I am going to assume you mean "getting pocket pair, making quads by river, next hand getting pocket pair, making quads by river again".

Odds of PP = 52/52 * 3/51 = 1/17
Number of boards:
50*49*48*47*46 / 5! = 2,118,760

Number of boards that give you quads:
2*1*48*47*46 / (2! * 3!) = 17,296

Odds of quads with your PP = 17,926 / 2,118,760 = 2 / 245

Odds of the entire sequence happening on your next two hands:
(1/17 * 2/245)^2 = 4 / 17,347,225
~= 1 in 4,336,806

In my first response to this, I overlooked the 5 card omaha... woops.

Here we go again:

52*51*50*49*48 / 5! starting hands = 2,598,960


# of those that are AAxxx (without AAAxx or AAAAx)
4*3*48*47*46 / (2! * 3!) = 103,776

103,776 / 2,598,960 ~= 1 in 25

Odds ILCD will get AA on LATB in 3 hours assuming 26 hands per hour?

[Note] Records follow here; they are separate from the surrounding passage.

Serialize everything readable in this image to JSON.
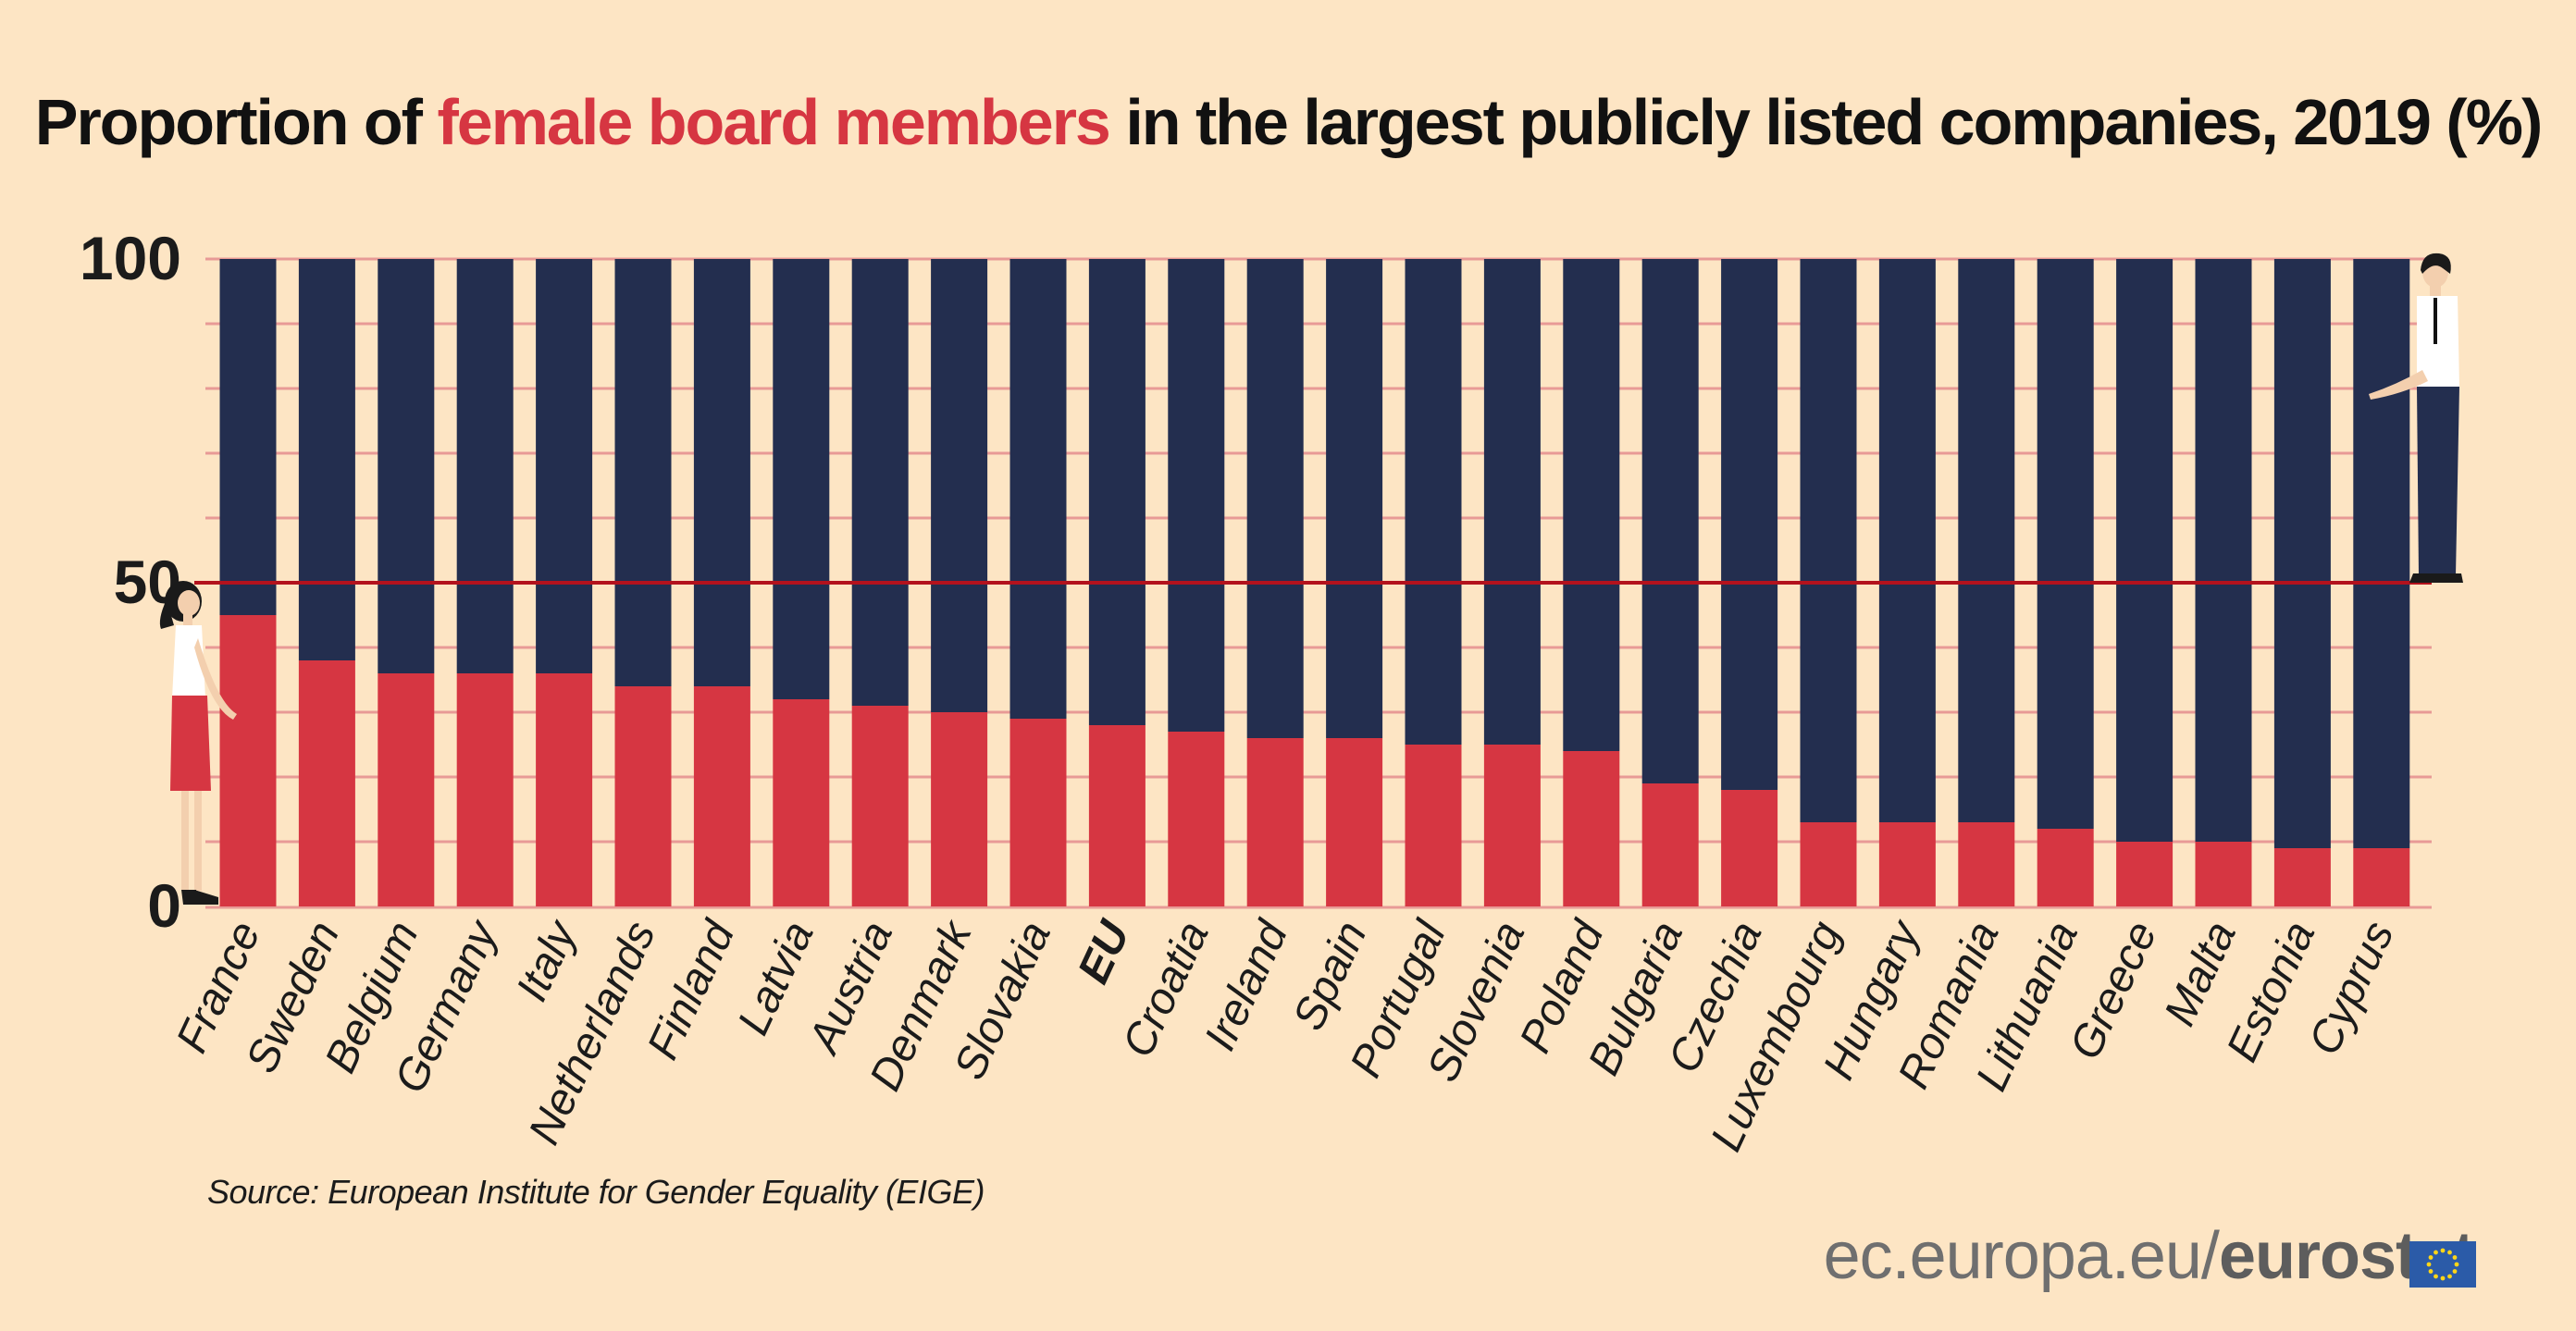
{
  "header": {
    "title_before": "Proportion of ",
    "title_highlight": "female board members",
    "title_after": " in the largest publicly listed companies, 2019 (%)"
  },
  "footer": {
    "source": "Source: European Institute for Gender Equality (EIGE)",
    "brand_domain": "ec.europa.eu/",
    "brand_name": "eurostat"
  },
  "colors": {
    "background": "#fde5c4",
    "female": "#d63642",
    "male": "#232e4f",
    "gridline": "#e89a96",
    "fifty_line": "#b3121d"
  },
  "icons": [
    "woman-figure-icon",
    "man-figure-icon",
    "eu-flag-icon"
  ],
  "chart_data": {
    "type": "bar",
    "stacked": true,
    "title": "Proportion of female board members in the largest publicly listed companies, 2019 (%)",
    "ylim": [
      0,
      100
    ],
    "yticks": [
      0,
      50,
      100
    ],
    "grid": true,
    "highlighted_category": "EU",
    "categories": [
      "France",
      "Sweden",
      "Belgium",
      "Germany",
      "Italy",
      "Netherlands",
      "Finland",
      "Latvia",
      "Austria",
      "Denmark",
      "Slovakia",
      "EU",
      "Croatia",
      "Ireland",
      "Spain",
      "Portugal",
      "Slovenia",
      "Poland",
      "Bulgaria",
      "Czechia",
      "Luxembourg",
      "Hungary",
      "Romania",
      "Lithuania",
      "Greece",
      "Malta",
      "Estonia",
      "Cyprus"
    ],
    "series": [
      {
        "values": [
          45,
          38,
          36,
          36,
          36,
          34,
          34,
          32,
          31,
          30,
          29,
          28,
          27,
          26,
          26,
          25,
          25,
          24,
          19,
          18,
          13,
          13,
          13,
          12,
          10,
          10,
          9,
          9
        ]
      },
      {
        "values": [
          55,
          62,
          64,
          64,
          64,
          66,
          66,
          68,
          69,
          70,
          71,
          72,
          73,
          74,
          74,
          75,
          75,
          76,
          81,
          82,
          87,
          87,
          87,
          88,
          90,
          90,
          91,
          91
        ]
      }
    ]
  }
}
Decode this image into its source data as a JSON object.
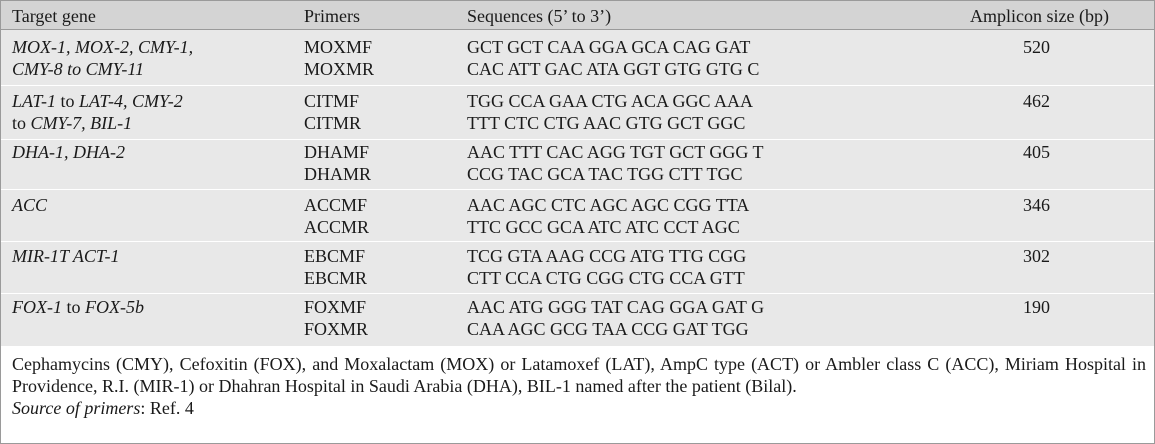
{
  "table": {
    "headers": {
      "gene": "Target gene",
      "primers": "Primers",
      "sequences": "Sequences (5’ to 3’)",
      "amplicon": "Amplicon size (bp)"
    },
    "rows": [
      {
        "gene_line1": "MOX-1, MOX-2, CMY-1,",
        "gene_line2": "CMY-8 to CMY-11",
        "primer1": "MOXMF",
        "primer2": "MOXMR",
        "seq1": "GCT GCT CAA GGA GCA CAG GAT",
        "seq2": "CAC ATT GAC ATA GGT GTG GTG C",
        "size": "520"
      },
      {
        "gene_line1": "LAT-1 to LAT-4, CMY-2",
        "gene_line2": "to CMY-7, BIL-1",
        "primer1": "CITMF",
        "primer2": "CITMR",
        "seq1": "TGG CCA GAA CTG ACA GGC AAA",
        "seq2": "TTT CTC CTG AAC GTG GCT GGC",
        "size": "462"
      },
      {
        "gene_line1": "DHA-1, DHA-2",
        "gene_line2": "",
        "primer1": "DHAMF",
        "primer2": "DHAMR",
        "seq1": "AAC TTT CAC AGG TGT GCT GGG T",
        "seq2": "CCG TAC GCA TAC TGG CTT TGC",
        "size": "405"
      },
      {
        "gene_line1": "ACC",
        "gene_line2": "",
        "primer1": "ACCMF",
        "primer2": "ACCMR",
        "seq1": "AAC AGC CTC AGC AGC CGG TTA",
        "seq2": "TTC GCC GCA ATC ATC CCT AGC",
        "size": "346"
      },
      {
        "gene_line1": "MIR-1T ACT-1",
        "gene_line2": "",
        "primer1": "EBCMF",
        "primer2": "EBCMR",
        "seq1": "TCG GTA AAG CCG ATG TTG CGG",
        "seq2": "CTT CCA CTG CGG CTG CCA GTT",
        "size": "302"
      },
      {
        "gene_line1": "FOX-1 to FOX-5b",
        "gene_line2": "",
        "primer1": "FOXMF",
        "primer2": "FOXMR",
        "seq1": "AAC ATG GGG TAT CAG GGA GAT G",
        "seq2": "CAA AGC GCG TAA CCG GAT TGG",
        "size": "190"
      }
    ]
  },
  "footnote": {
    "abbreviations": "Cephamycins (CMY), Cefoxitin (FOX), and Moxalactam (MOX) or Latamoxef (LAT), AmpC type (ACT) or Ambler class C (ACC), Miriam Hospital in Providence, R.I. (MIR-1) or Dhahran Hospital in Saudi Arabia (DHA), BIL-1 named after the patient (Bilal).",
    "source_label": "Source of primers",
    "source_value": ": Ref. 4"
  }
}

Chances of AA in 1 hand = 1 / 221

So over 78 hands, chances of AA:
0 times = (220/221)^78 = 70.2%
more than 0 = 1 - (220/221)^78 = 29.8%


And if we got very specific, the odds of having AA exactly:
0: 70.2%
1: 78* (1/221)*(220/221)^77 = 24.9%
2: 78*77/2 * (1/221)^2 * (220/221)^76 = 4.35%
.. (I will fill all in up to 78 times in a row later)

at a 9 handed table, odds of someone having KKs or AAs when you have QQs.